The most positive combination for the US Dollar would be a strong GDP reading and a hawkish Fed. Not an unlikely scenario. With the economy growing at 2.5% or higher, and consumer inflation closer to 3% than to the Fed’s 2% target, the Fed Chairman Jerome Powell is unlikely to hint at the September interest rate cut the market is wishing for.

This might give the US Dollar the necessary impulse to take off from the year lows and create the conditions for a deeper bullish reversal. A lower-than-expected reading, on the contrary, might keep hopes of a September cut alive and keep the US Dollar recovery limited.

The broader US Dollar Index (DXY) technical outlook remains bearish, but the immediate bias is showing signs of a potential bottom, after having depreciated about 12% from January´s high to July’s bottom. 

Technically, a higher low in late July combined with a bullish divergence and the improving bullish momentum seen on the daily Relative Strength Index (RSI) and the MACD indicators suggest that the downtrend has exhausted and that the US Dollar might be ready for a deeper recovery.
Bulls, however, need to breach the mid-July highs, at the 99.00 area, to confirm a trend shift, and set sail to 99.40, where the index was limited on June 10 and June 23, ahead of the psychological 100.00 level.

On the downside, the July 24 low, at 97.10, is a key level to defend the multi-year low of 96.40 hit in early July, keeping US Dollar recovery attempts alive.
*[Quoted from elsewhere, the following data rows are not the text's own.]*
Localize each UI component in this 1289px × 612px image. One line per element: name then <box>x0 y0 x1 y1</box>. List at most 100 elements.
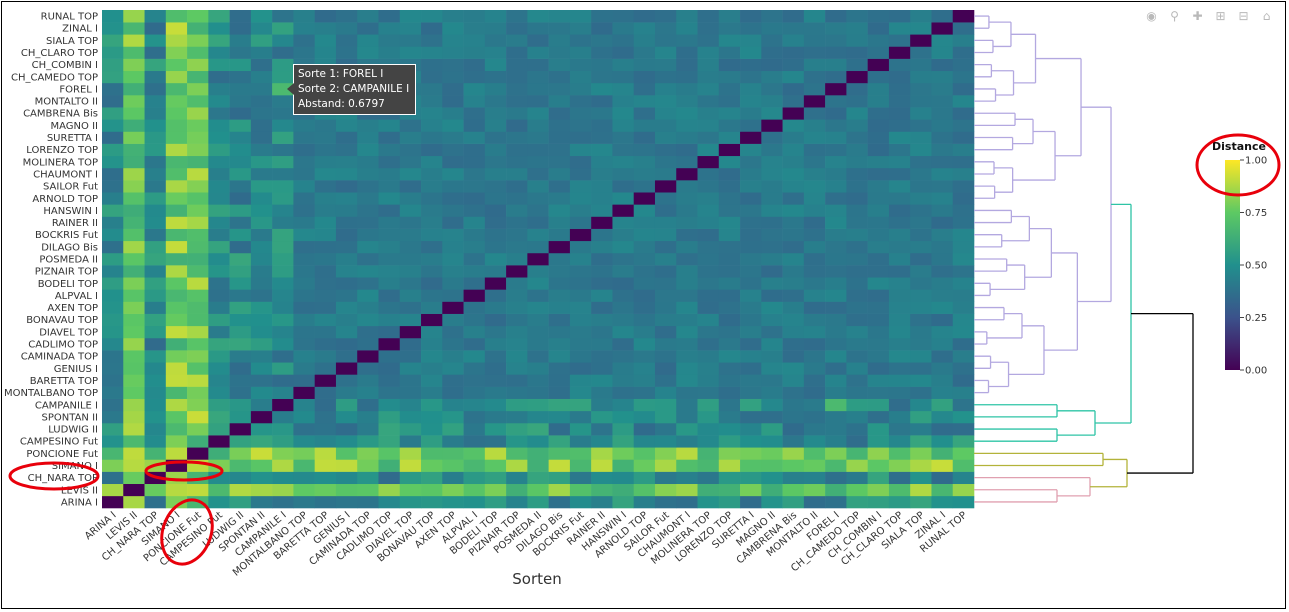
heatmap-cell[interactable] <box>803 422 826 436</box>
heatmap-cell[interactable] <box>548 216 571 229</box>
heatmap-cell[interactable] <box>888 82 911 96</box>
heatmap-cell[interactable] <box>825 107 847 120</box>
heatmap-cell[interactable] <box>187 22 209 35</box>
heatmap-cell[interactable] <box>931 265 954 278</box>
heatmap-cell[interactable] <box>335 325 358 339</box>
heatmap-cell[interactable] <box>484 131 507 144</box>
heatmap-cell[interactable] <box>144 374 167 387</box>
heatmap-cell[interactable] <box>527 289 549 302</box>
heatmap-cell[interactable] <box>676 34 698 47</box>
heatmap-cell[interactable] <box>888 435 911 448</box>
heatmap-cell[interactable] <box>102 119 124 132</box>
heatmap-cell[interactable] <box>272 459 294 472</box>
heatmap-cell[interactable] <box>846 228 868 242</box>
heatmap-cell[interactable] <box>740 289 762 302</box>
heatmap-cell[interactable] <box>931 143 954 157</box>
heatmap-cell[interactable] <box>888 301 911 314</box>
heatmap-cell[interactable] <box>506 143 528 157</box>
heatmap-cell[interactable] <box>569 34 592 47</box>
heatmap-cell[interactable] <box>442 34 464 47</box>
heatmap-cell[interactable] <box>931 495 954 509</box>
heatmap-cell[interactable] <box>740 325 762 339</box>
heatmap-cell[interactable] <box>846 10 868 23</box>
heatmap-cell[interactable] <box>314 252 337 266</box>
heatmap-cell[interactable] <box>144 143 167 157</box>
heatmap-cell[interactable] <box>293 228 315 242</box>
heatmap-cell[interactable] <box>208 362 230 375</box>
heatmap-cell[interactable] <box>250 252 273 266</box>
heatmap-cell[interactable] <box>421 204 443 217</box>
heatmap-cell[interactable] <box>569 447 592 460</box>
heatmap-cell[interactable] <box>591 22 613 35</box>
heatmap-cell[interactable] <box>952 95 975 108</box>
heatmap-cell[interactable] <box>718 252 741 266</box>
heatmap-cell[interactable] <box>569 58 592 72</box>
heatmap-cell[interactable] <box>144 34 167 47</box>
heatmap-cell[interactable] <box>697 143 720 157</box>
heatmap-cell[interactable] <box>718 155 741 169</box>
heatmap-cell[interactable] <box>633 471 656 485</box>
heatmap-cell[interactable] <box>314 301 337 314</box>
heatmap-cell[interactable] <box>442 216 464 229</box>
heatmap-cell[interactable] <box>123 374 145 387</box>
heatmap-cell[interactable] <box>931 22 954 35</box>
heatmap-cell[interactable] <box>272 337 294 351</box>
heatmap-cell[interactable] <box>910 265 932 278</box>
heatmap-cell[interactable] <box>144 228 167 242</box>
heatmap-cell[interactable] <box>591 495 613 509</box>
heatmap-cell[interactable] <box>421 350 443 363</box>
heatmap-cell[interactable] <box>633 58 656 72</box>
heatmap-cell[interactable] <box>399 204 422 217</box>
heatmap-cell[interactable] <box>165 471 188 485</box>
heatmap-cell[interactable] <box>229 192 252 205</box>
heatmap-cell[interactable] <box>399 143 422 157</box>
heatmap-cell[interactable] <box>250 119 273 132</box>
heatmap-cell[interactable] <box>484 495 507 509</box>
heatmap-cell[interactable] <box>335 350 358 363</box>
heatmap-cell[interactable] <box>314 240 337 254</box>
heatmap-cell[interactable] <box>187 192 209 205</box>
heatmap-cell[interactable] <box>718 46 741 59</box>
heatmap-cell[interactable] <box>718 204 741 217</box>
heatmap-cell[interactable] <box>697 362 720 375</box>
heatmap-cell[interactable] <box>484 374 507 387</box>
heatmap-cell[interactable] <box>740 131 762 144</box>
heatmap-cell[interactable] <box>293 204 315 217</box>
heatmap-cell[interactable] <box>803 10 826 23</box>
heatmap-cell[interactable] <box>591 143 613 157</box>
heatmap-cell[interactable] <box>463 277 486 290</box>
heatmap-cell[interactable] <box>952 58 975 72</box>
heatmap-cell[interactable] <box>314 422 337 436</box>
heatmap-cell[interactable] <box>506 422 528 436</box>
heatmap-cell[interactable] <box>548 131 571 144</box>
heatmap-cell[interactable] <box>761 362 783 375</box>
heatmap-cell[interactable] <box>335 46 358 59</box>
heatmap-cell[interactable] <box>612 350 635 363</box>
heatmap-cell[interactable] <box>782 58 805 72</box>
heatmap-cell[interactable] <box>293 252 315 266</box>
heatmap-cell[interactable] <box>761 22 783 35</box>
heatmap-cell[interactable] <box>293 350 315 363</box>
heatmap-cell[interactable] <box>612 483 635 497</box>
heatmap-cell[interactable] <box>910 82 932 96</box>
heatmap-cell[interactable] <box>527 337 549 351</box>
heatmap-cell[interactable] <box>272 228 294 242</box>
heatmap-cell[interactable] <box>208 180 230 193</box>
heatmap-cell[interactable] <box>782 301 805 314</box>
heatmap-cell[interactable] <box>718 58 741 72</box>
heatmap-cell[interactable] <box>697 46 720 59</box>
heatmap-cell[interactable] <box>569 155 592 169</box>
heatmap-cell[interactable] <box>463 95 486 108</box>
heatmap-cell[interactable] <box>718 374 741 387</box>
heatmap-cell[interactable] <box>357 422 379 436</box>
heatmap-cell[interactable] <box>399 483 422 497</box>
heatmap-cell[interactable] <box>123 216 145 229</box>
heatmap-cell[interactable] <box>506 10 528 23</box>
heatmap-cell[interactable] <box>676 495 698 509</box>
heatmap-cell[interactable] <box>208 228 230 242</box>
heatmap-cell[interactable] <box>357 459 379 472</box>
heatmap-cell[interactable] <box>825 459 847 472</box>
heatmap-cell[interactable] <box>952 325 975 339</box>
heatmap-cell[interactable] <box>229 46 252 59</box>
heatmap-cell[interactable] <box>931 325 954 339</box>
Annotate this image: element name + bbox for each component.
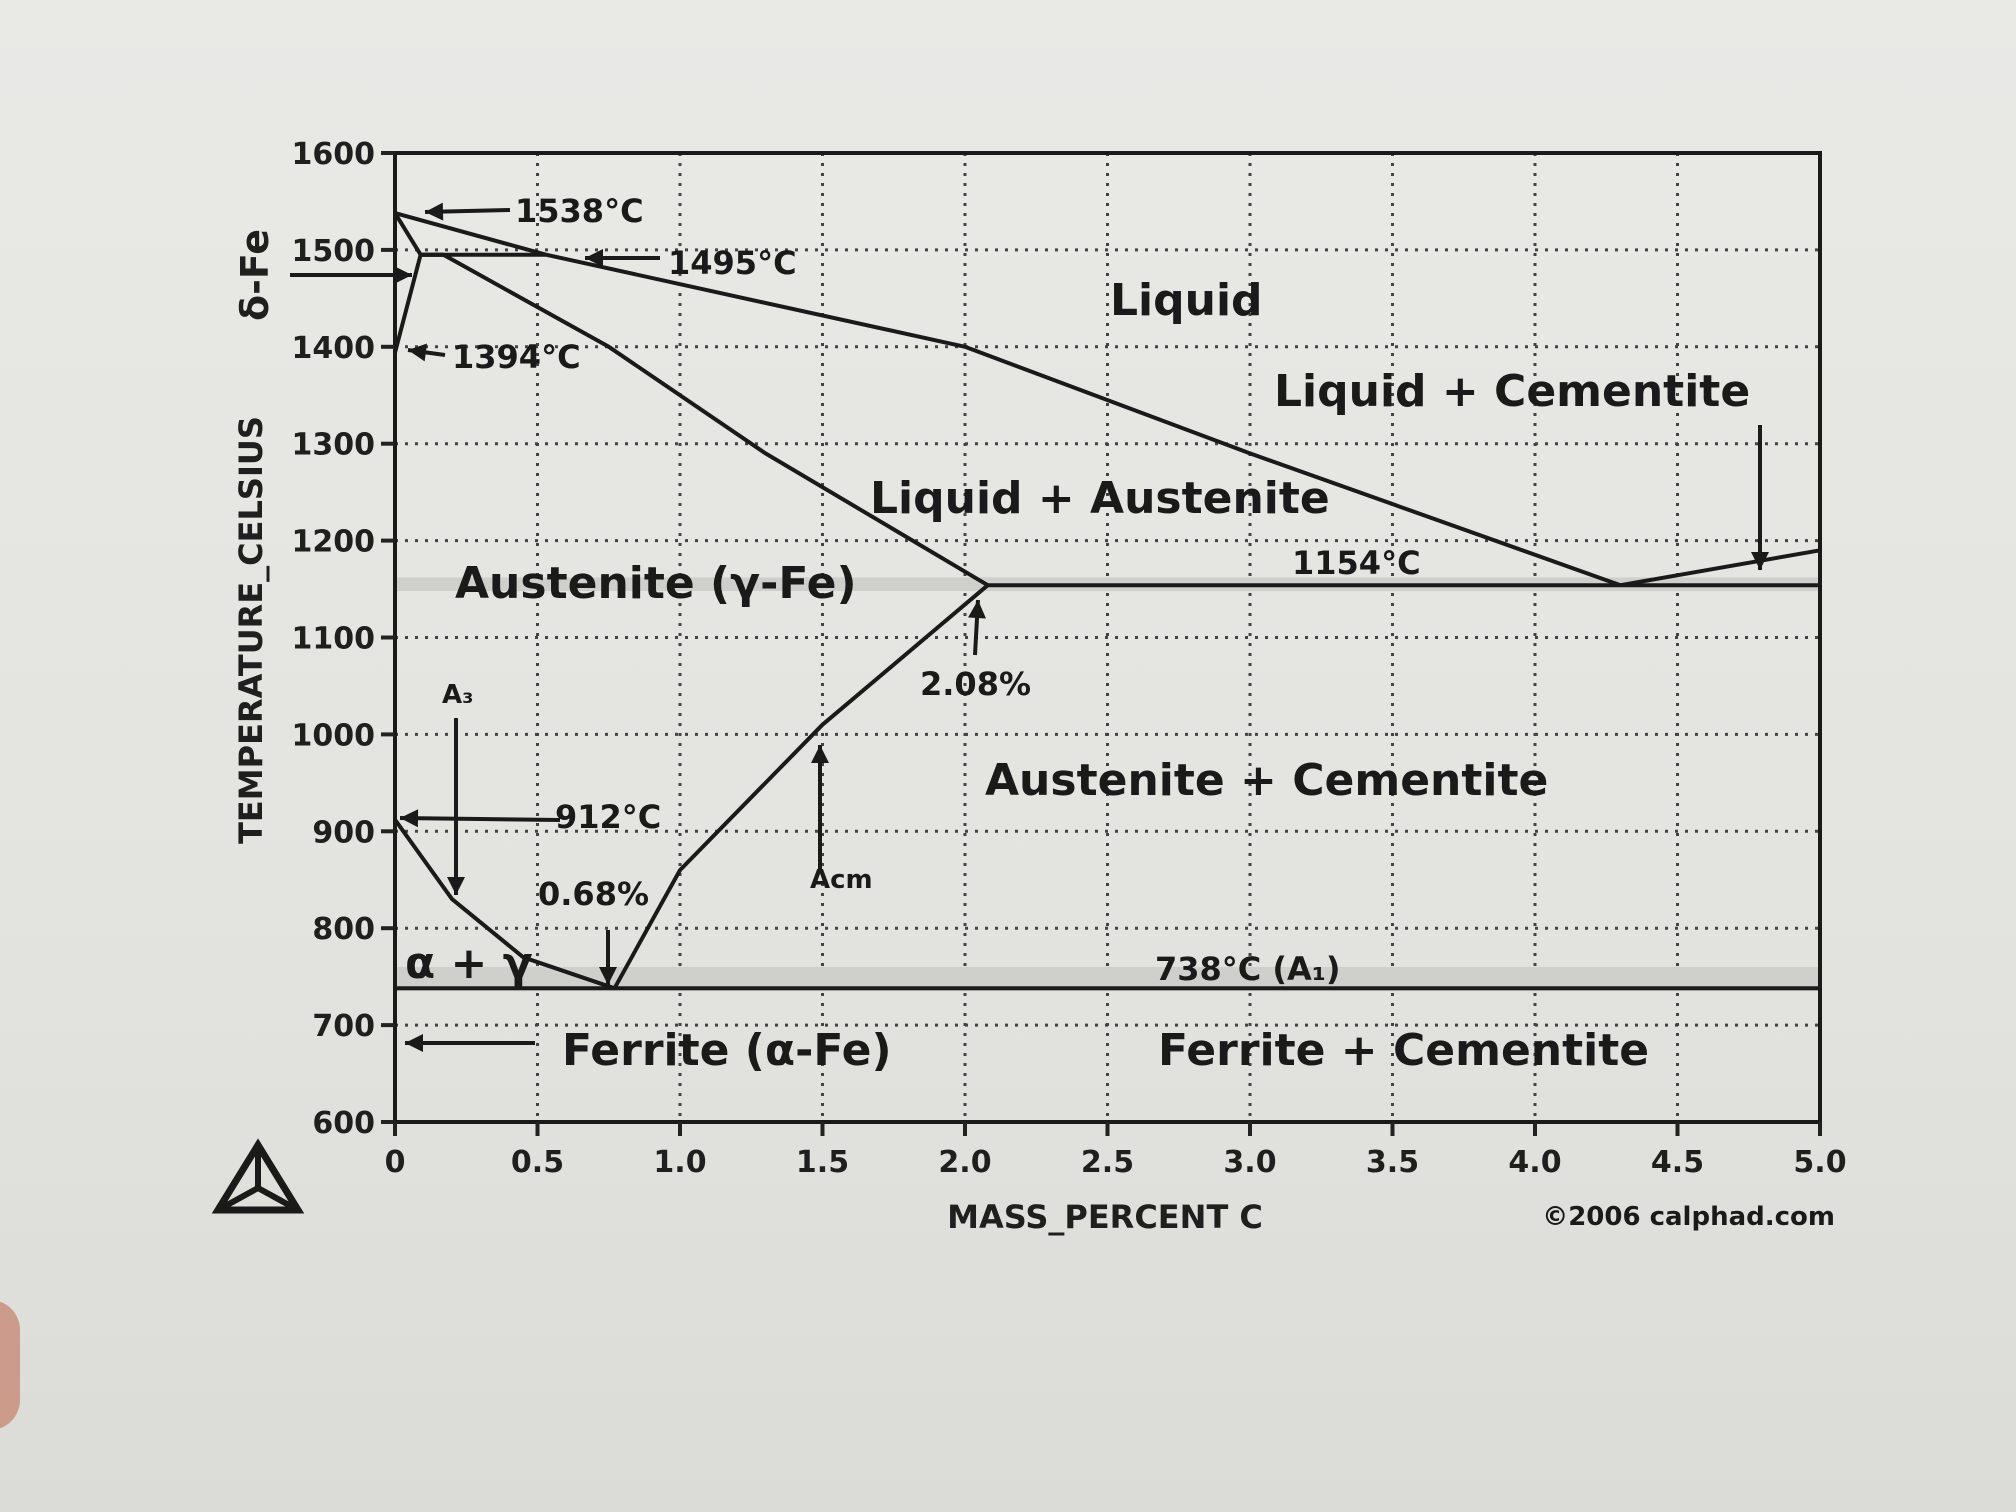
phase-boundary-line — [394, 211, 1622, 588]
chart-labels: MASS_PERCENT C TEMPERATURE_CELSIUS δ-Fe … — [232, 192, 1835, 1236]
y-tick-label: 700 — [312, 1009, 375, 1044]
calphad-logo — [211, 1138, 305, 1214]
phase-boundary-line — [612, 583, 990, 990]
label-738-a1: 738°C (A₁) — [1155, 950, 1340, 988]
thumb — [0, 1300, 20, 1430]
y-tick-label: 1500 — [292, 234, 376, 269]
arrow-head — [408, 343, 428, 362]
label-068-percent: 0.68% — [538, 875, 649, 913]
phase-boundaries — [393, 211, 1821, 991]
x-tick-label: 0.5 — [511, 1145, 564, 1180]
arrow-head — [968, 600, 987, 619]
region-ferrite-cementite: Ferrite + Cementite — [1158, 1025, 1649, 1076]
annotation-arrows — [290, 202, 1769, 1052]
label-1394: 1394°C — [452, 338, 581, 376]
phase-boundary-line — [1620, 548, 1821, 588]
x-tick-label: 3.0 — [1223, 1145, 1276, 1180]
arrow-head — [405, 1034, 423, 1052]
arrow-head — [599, 967, 617, 985]
phase-boundary-line — [393, 818, 616, 991]
x-tick-label: 3.5 — [1366, 1145, 1419, 1180]
arrow-head — [447, 877, 465, 895]
x-tick-label: 5.0 — [1793, 1145, 1846, 1180]
arrow-head — [1751, 552, 1769, 570]
label-1154: 1154°C — [1292, 544, 1421, 582]
arrow-shaft — [399, 816, 561, 822]
label-1538: 1538°C — [515, 192, 644, 230]
region-ferrite: Ferrite (α-Fe) — [562, 1025, 892, 1076]
phase-boundary-line — [442, 252, 989, 587]
y-tick-label: 1600 — [292, 137, 376, 172]
x-axis-title: MASS_PERCENT C — [947, 1198, 1263, 1236]
region-alpha-gamma: α + γ — [405, 938, 533, 989]
y-tick-label: 600 — [312, 1106, 375, 1141]
y-axis-title: TEMPERATURE_CELSIUS — [232, 416, 270, 844]
label-912: 912°C — [555, 798, 661, 836]
y-tick-label: 1400 — [292, 331, 376, 366]
region-liquid-cementite: Liquid + Cementite — [1274, 366, 1750, 417]
x-tick-label: 0 — [385, 1145, 406, 1180]
x-tick-label: 4.5 — [1651, 1145, 1704, 1180]
x-tick-label: 1.5 — [796, 1145, 849, 1180]
delta-fe-label: δ-Fe — [233, 229, 277, 321]
y-tick-label: 1300 — [292, 428, 376, 463]
region-liquid-austenite: Liquid + Austenite — [870, 473, 1330, 524]
x-tick-label: 2.5 — [1081, 1145, 1134, 1180]
arrow-head — [400, 809, 419, 828]
y-tick-label: 1100 — [292, 622, 376, 657]
x-tick-label: 2.0 — [938, 1145, 991, 1180]
label-a3: A₃ — [442, 680, 474, 710]
region-austenite-cementite: Austenite + Cementite — [985, 755, 1548, 806]
label-acm: Acm — [810, 865, 873, 895]
x-tick-label: 4.0 — [1508, 1145, 1561, 1180]
y-tick-label: 1200 — [292, 525, 376, 560]
arrow-head — [425, 202, 444, 221]
x-tick-label: 1.0 — [653, 1145, 706, 1180]
arrow-head — [394, 266, 412, 284]
arrow-head — [585, 249, 603, 267]
y-tick-label: 900 — [312, 815, 375, 850]
copyright-text: ©2006 calphad.com — [1542, 1202, 1835, 1232]
label-1495: 1495°C — [668, 244, 797, 282]
label-208-percent: 2.08% — [920, 665, 1031, 703]
axis-ticks: 0 0.5 1.0 1.5 2.0 2.5 3.0 3.5 4.0 4.5 5.0 600 700 800… — [292, 137, 1847, 1180]
region-austenite: Austenite (γ-Fe) — [455, 558, 857, 609]
region-liquid: Liquid — [1110, 275, 1263, 326]
y-tick-label: 1000 — [292, 718, 376, 753]
y-tick-label: 800 — [312, 912, 375, 947]
arrow-head — [811, 745, 829, 763]
phase-boundary-line — [393, 252, 444, 354]
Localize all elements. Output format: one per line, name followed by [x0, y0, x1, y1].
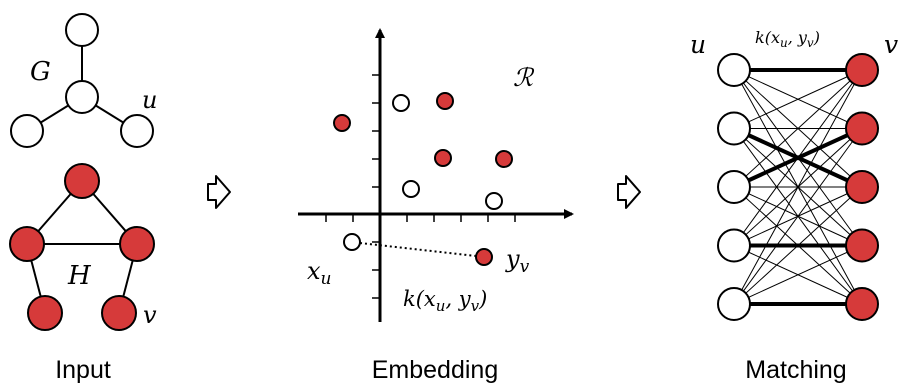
point-red — [434, 149, 452, 167]
left-node — [717, 111, 751, 146]
candidate-edge — [733, 69, 863, 188]
candidate-edge — [733, 69, 863, 305]
point-white — [485, 192, 503, 210]
node-v-label: v — [143, 301, 157, 329]
point-red — [495, 150, 513, 168]
left-node — [717, 53, 751, 87]
bipartite-nodes — [717, 53, 879, 321]
candidate-edge — [733, 128, 863, 305]
embedding-caption: Embedding — [372, 356, 498, 384]
embedding-points — [333, 92, 513, 266]
graph-g-node — [10, 114, 44, 148]
arrow-right-icon — [207, 175, 231, 209]
xu-label: xu — [307, 257, 332, 289]
kernel-distance-line — [359, 242, 477, 257]
matching-caption: Matching — [745, 356, 846, 384]
graph-g-node — [65, 80, 99, 114]
graph-h-node — [119, 226, 155, 262]
left-node — [717, 228, 751, 263]
x-axis-ticks — [325, 214, 516, 222]
graph-g-node — [65, 13, 99, 47]
candidate-edge — [733, 186, 863, 305]
point-red — [436, 92, 454, 110]
right-node — [845, 228, 879, 263]
graph-h-node-v — [101, 295, 137, 331]
candidate-edge — [733, 69, 863, 246]
point-yv — [475, 248, 493, 266]
point-white — [392, 94, 410, 112]
point-white — [402, 180, 420, 198]
right-node — [845, 287, 879, 321]
arrow-right-icon — [617, 175, 641, 209]
graph-h — [9, 163, 155, 331]
right-node — [845, 111, 879, 146]
matching-panel: u v k(xu, yv) Matching — [690, 28, 898, 384]
right-node — [845, 170, 879, 204]
candidate-edge — [733, 245, 863, 305]
node-u-label: u — [142, 86, 157, 114]
kernel-label: k(xu, yv) — [403, 287, 487, 315]
bipartite-edges — [733, 68, 863, 306]
graph-g-node-u — [120, 114, 154, 148]
yv-label: yv — [505, 245, 530, 277]
left-node — [717, 170, 751, 204]
graph-g-label: G — [30, 57, 51, 87]
matching-kernel-label: k(xu, yv) — [755, 28, 820, 50]
graph-h-label: H — [67, 261, 92, 291]
point-xu — [343, 233, 361, 251]
graph-g — [10, 13, 154, 148]
graph-h-node — [27, 295, 63, 331]
y-axis-ticks — [372, 74, 380, 299]
matching-v-label: v — [884, 30, 898, 59]
input-panel: G u H v Input — [9, 13, 157, 384]
right-node — [845, 53, 879, 87]
input-caption: Input — [55, 356, 111, 384]
matching-u-label: u — [690, 30, 706, 59]
graph-h-node — [64, 163, 100, 199]
embedding-panel: ℛ xu yv k(xu, yv) Embedding — [298, 28, 574, 384]
candidate-edge — [733, 69, 863, 129]
point-red — [333, 114, 351, 132]
space-label: ℛ — [513, 63, 535, 92]
graph-h-node — [9, 226, 45, 262]
left-node — [717, 287, 751, 321]
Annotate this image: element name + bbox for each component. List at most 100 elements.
A bearish reaction below these levels might target the 161% Fibonacci retracement of the April-May recovery, at 95.40.

US Dollar FAQs

The US Dollar (USD) is the official currency of the United States of America, and the ‘de facto’ currency of a significant number of other countries where it is found in circulation alongside local notes. It is the most heavily traded currency in the world, accounting for over 88% of all global foreign exchange turnover, or an average of $6.6 trillion in transactions per day, according to data from 2022.
Following the second world war, the USD took over from the British Pound as the world’s reserve currency. For most of its history, the US Dollar was backed by Gold, until the Bretton Woods Agreement in 1971 when the Gold Standard went away.

The most important single factor impacting on the value of the US Dollar is monetary policy, which is shaped by the Federal Reserve (Fed). The Fed has two mandates: to achieve price stability (control inflation) and foster full employment. Its primary tool to achieve these two goals is by adjusting interest rates.
When prices are rising too quickly and inflation is above the Fed’s 2% target, the Fed will raise rates, which helps the USD value. When inflation falls below 2% or the Unemployment Rate is too high, the Fed may lower interest rates, which weighs on the Greenback.

In extreme situations, the Federal Reserve can also print more Dollars and enact quantitative easing (QE). QE is the process by which the Fed substantially increases the flow of credit in a stuck financial system.
It is a non-standard policy measure used when credit has dried up because banks will not lend to each other (out of the fear of counterparty default). It is a last resort when simply lowering interest rates is unlikely to achieve the necessary result. It was the Fed’s weapon of choice to combat the credit crunch that occurred during the Great Financial Crisis in 2008. It involves the Fed printing more Dollars and using them to buy US government bonds predominantly from financial institutions. QE usually leads to a weaker US Dollar.

Quantitative tightening (QT) is the reverse process whereby the Federal Reserve stops buying bonds from financial institutions and does not reinvest the principal from the bonds it holds maturing in new purchases. It is usually positive for the US Dollar.